As used herein, a phrase referring to “at least one of” a list of items refers to any combination of those items, including single members. As an example, “at least one of: a, b, or c” is intended to cover a, b, c, a-b, a-c, b-c, and a-b-c, as well as any combination with multiples of the same element (e.g., a-a, a-a-a, a-a-b, a-a-c, a-b-b, a-c-c, b-b, b-b-b, b-b-c, c-c, and c-c-c or any other ordering of a, b, and c).
As used herein, the term “determining” encompasses a wide variety of actions. For example, “determining” may include calculating, computing, processing, deriving, investigating, looking up (e.g., looking up in a table, a database or another data structure), ascertaining and the like. Also, “determining” may include receiving (e.g., receiving information), accessing (e.g., accessing data in a memory) and the like. Also, “determining” may include resolving, selecting, choosing, establishing and the like.
The methods disclosed herein comprise one or more steps or actions for achieving the methods. The method steps and/or actions may be interchanged with one another without departing from the scope of the claims. In other words, unless a specific order of steps or actions is specified, the order and/or use of specific steps and/or actions may be modified without departing from the scope of the claims. Further, the various operations of methods described above may be performed by any suitable means capable of performing the corresponding functions. The means may include various hardware and/or software component(s) and/or module(s), including, but not limited to a circuit, an application specific integrated circuit (ASIC), or processor. Generally, where there are operations illustrated in figures, those operations may have corresponding counterpart means-plus-function components with similar numbering.
The following claims are not intended to be limited to the embodiments shown herein, but are to be accorded the full scope consistent with the language of the claims. Within a claim, reference to an element in the singular is not intended to mean “one and only one” unless specifically so stated, but rather “one or more.” Unless specifically stated otherwise, the term “some” refers to one or more.

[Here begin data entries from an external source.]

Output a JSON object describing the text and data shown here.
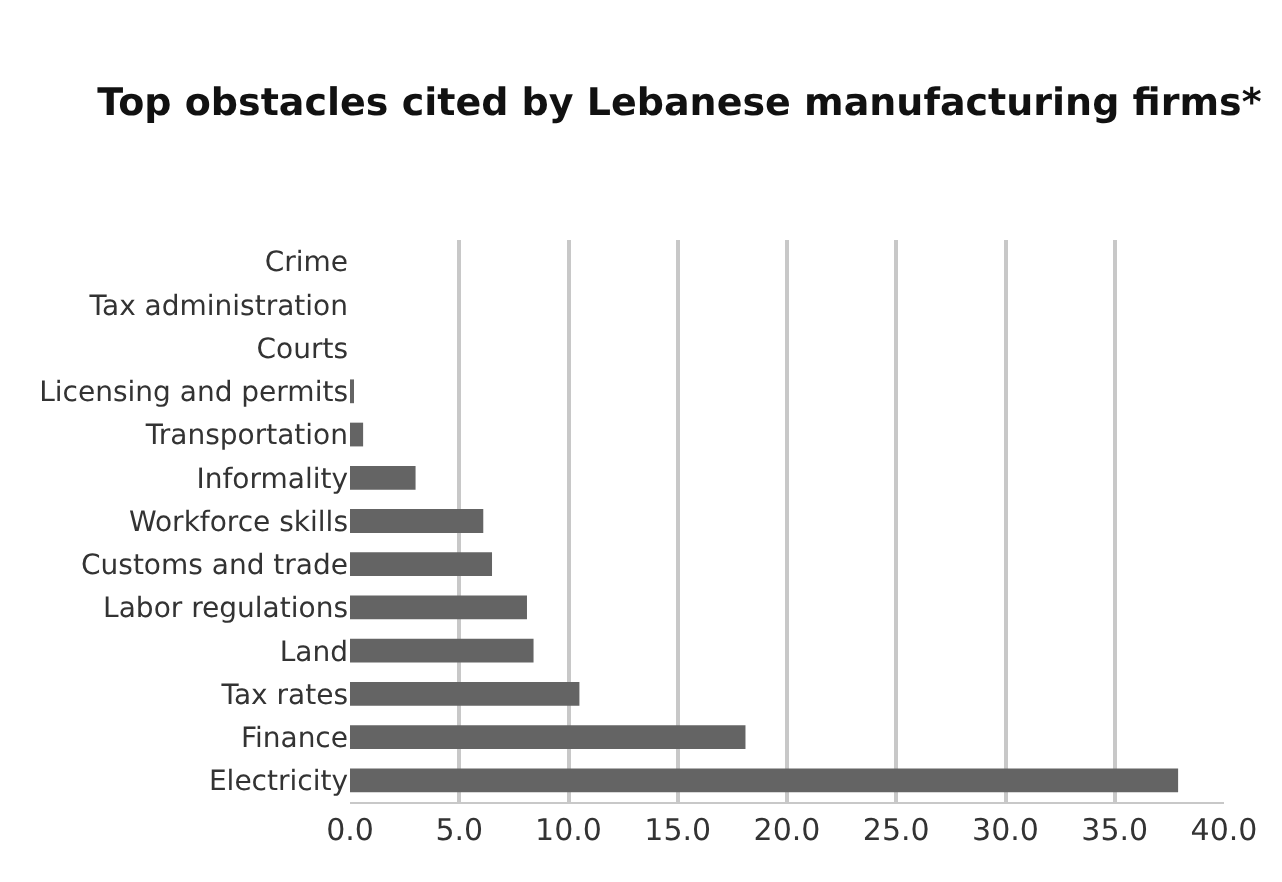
{
  "chart_data": {
    "type": "bar",
    "orientation": "horizontal",
    "title": "Top obstacles cited by Lebanese manufacturing firms*",
    "categories": [
      "Crime",
      "Tax administration",
      "Courts",
      "Licensing and permits",
      "Transportation",
      "Informality",
      "Workforce skills",
      "Customs and trade",
      "Labor regulations",
      "Land",
      "Tax rates",
      "Finance",
      "Electricity"
    ],
    "values": [
      0,
      0,
      0,
      0.1,
      0.6,
      3.0,
      6.1,
      6.5,
      8.1,
      8.4,
      10.5,
      18.1,
      37.9
    ],
    "color": "#646464",
    "xlim": [
      0,
      40
    ],
    "xticks": [
      {
        "value": 0,
        "label": "0.0"
      },
      {
        "value": 5,
        "label": "5.0"
      },
      {
        "value": 10,
        "label": "10.0"
      },
      {
        "value": 15,
        "label": "15.0"
      },
      {
        "value": 20,
        "label": "20.0"
      },
      {
        "value": 25,
        "label": "25.0"
      },
      {
        "value": 30,
        "label": "30.0"
      },
      {
        "value": 35,
        "label": "35.0"
      },
      {
        "value": 40,
        "label": "40.0"
      }
    ],
    "grid": "x"
  }
}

No claim element is to be construed under the provisions of 35 U.S.C. § 112(f) unless the element is expressly recited using the phrase “means for” or, in the case of a method claim, the element is recited using the phrase “step for.” All structural and functional equivalents to the elements of the various aspects described throughout this disclosure that are known or later come to be known to those of ordinary skill in the art are expressly incorporated herein by reference and are intended to be encompassed by the claims. Moreover, nothing disclosed herein is intended to be dedicated to the public regardless of whether such disclosure is explicitly recited in the claims.